Since the inauguration of the room on Monday (November 18) at the Thiruvallur All Women’s Police Station, the police station has been visited by almost 15 children. A good part of the cases are related to marital discord and altercations between lovers when the woman is jilted or deserted after being promised marriage.
“It can take a few hours in the station and the women or couple may come several times for counselling. During this time, we have one constable attending to the children, giving them something to eat and engaging them with the toys and activities in the room. In a few cases like abuse or domestic violence, children also serve as witnesses. And to be able to ask them questions we have to make them feel comfortable first. We take them to the room upstairs allotted for counselling, in civil clothes. As per rules, we are not supposed to question them wearing a police uniform,” says inspector E Chithra Kumari at the station in Thiruvallur.
In Thiruttani, the word has already spread in schools and nearby villages that they have a police station that actually welcomes children. S Rajeshwari, an inspector at the Thiruttani police station, says, “We had a bunch of them in the age group of 11 to 12 years visiting the room on the day it was inaugurated. Such visits are a good sign as they will encourage more people to approach use with their complaints. People still can’t tell a law and order police station, where criminals are often rounded up, from an all-women’s station where it is more about counseling sparring couples. We also deal with child abuse cases but they are not very common.”
More stations to follow
Several such child-friendly stations have been set up across the country, over the past two years. To declare a station child-friendly, there are four general aspects—basic infrastructure, process to be adopted when dealing with a child, orientation of police officers and the resources required for the station. Over the past two years, stations in Kerala, Telangana, Rajasthan, Bihar, Uttarakhand and Assam, to name a few, have become child-friendly. One of the earliest in the country is the one in Salem town in Tamil Nadu.

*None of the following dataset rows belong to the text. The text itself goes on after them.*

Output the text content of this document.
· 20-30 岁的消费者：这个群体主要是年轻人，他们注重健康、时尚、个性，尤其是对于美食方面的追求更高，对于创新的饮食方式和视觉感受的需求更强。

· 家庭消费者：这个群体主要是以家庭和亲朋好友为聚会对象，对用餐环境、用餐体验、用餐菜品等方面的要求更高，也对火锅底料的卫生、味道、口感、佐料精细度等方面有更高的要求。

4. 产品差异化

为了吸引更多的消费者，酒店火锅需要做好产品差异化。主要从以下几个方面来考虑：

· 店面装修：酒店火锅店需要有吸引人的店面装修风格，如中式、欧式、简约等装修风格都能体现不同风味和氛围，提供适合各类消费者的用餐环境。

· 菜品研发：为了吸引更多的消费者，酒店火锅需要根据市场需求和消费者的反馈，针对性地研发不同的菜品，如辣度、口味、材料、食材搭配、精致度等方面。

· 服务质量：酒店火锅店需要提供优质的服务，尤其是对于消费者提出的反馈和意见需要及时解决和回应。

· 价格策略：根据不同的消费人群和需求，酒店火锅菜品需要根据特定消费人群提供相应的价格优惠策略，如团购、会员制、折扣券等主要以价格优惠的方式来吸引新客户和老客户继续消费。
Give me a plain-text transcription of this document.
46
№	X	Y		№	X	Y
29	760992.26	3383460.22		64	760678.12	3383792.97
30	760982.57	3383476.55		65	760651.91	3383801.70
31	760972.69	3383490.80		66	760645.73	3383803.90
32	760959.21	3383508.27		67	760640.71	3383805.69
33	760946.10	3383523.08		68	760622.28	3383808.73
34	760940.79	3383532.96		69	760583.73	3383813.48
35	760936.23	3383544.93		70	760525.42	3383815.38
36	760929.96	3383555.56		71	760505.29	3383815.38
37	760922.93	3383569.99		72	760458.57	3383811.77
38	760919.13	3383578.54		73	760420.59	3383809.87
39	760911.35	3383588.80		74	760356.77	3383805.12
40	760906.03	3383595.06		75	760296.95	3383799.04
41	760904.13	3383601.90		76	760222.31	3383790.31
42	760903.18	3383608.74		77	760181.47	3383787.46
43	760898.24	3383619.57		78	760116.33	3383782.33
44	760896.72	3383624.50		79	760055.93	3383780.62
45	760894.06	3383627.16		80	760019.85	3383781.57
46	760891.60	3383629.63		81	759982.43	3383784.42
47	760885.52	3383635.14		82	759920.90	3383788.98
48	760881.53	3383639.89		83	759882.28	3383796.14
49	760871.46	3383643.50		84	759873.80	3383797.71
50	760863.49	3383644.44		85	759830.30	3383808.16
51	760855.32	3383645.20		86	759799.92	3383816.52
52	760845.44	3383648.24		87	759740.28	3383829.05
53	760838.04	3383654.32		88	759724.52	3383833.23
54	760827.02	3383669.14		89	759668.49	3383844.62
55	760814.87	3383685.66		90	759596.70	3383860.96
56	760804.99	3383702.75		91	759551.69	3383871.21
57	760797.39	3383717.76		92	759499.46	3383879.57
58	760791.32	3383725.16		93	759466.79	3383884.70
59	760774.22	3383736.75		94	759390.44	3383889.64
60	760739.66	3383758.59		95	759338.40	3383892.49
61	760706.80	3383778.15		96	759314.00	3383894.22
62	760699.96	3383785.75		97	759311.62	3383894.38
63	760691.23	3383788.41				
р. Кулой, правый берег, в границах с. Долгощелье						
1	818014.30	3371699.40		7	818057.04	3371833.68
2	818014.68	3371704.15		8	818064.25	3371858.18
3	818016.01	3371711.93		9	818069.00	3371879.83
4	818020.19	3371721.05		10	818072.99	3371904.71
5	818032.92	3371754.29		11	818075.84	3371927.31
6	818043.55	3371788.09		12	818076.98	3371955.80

Thiruvallur has seen a rise in the number of women approaching police stations, with as many as 1,269 women seeking help since January 2019. Of these, at least 640 of them (over 50 per cent) were accompanied by children to the stations. Thereby the district’s Crime Against Women and Children Police Unit has taken up measures to create a hospitable and approachable atmosphere in the stations.
M Devasitham, associate director, strategy development, international Justice Mission, says that work is underway in two more stations in the district to build similar rooms. “We have Gummidipoondi and Ponneri stations too in our purview. We expect multiple changes to happen – that women who come with the children feel safe and comfortable even though their children are made to wait in the station and the change in perception of the general public about police. There are police clubs functioning in schools with children in them and these child-friendly stations can be a great way to help them understand that there is no reason to be scared of the police,” he says.
Superintendent of Police, P Aravindhan, has planned to train officials across the stations in Protection of Children from Sexual Offences Act (2012) and JJ Act.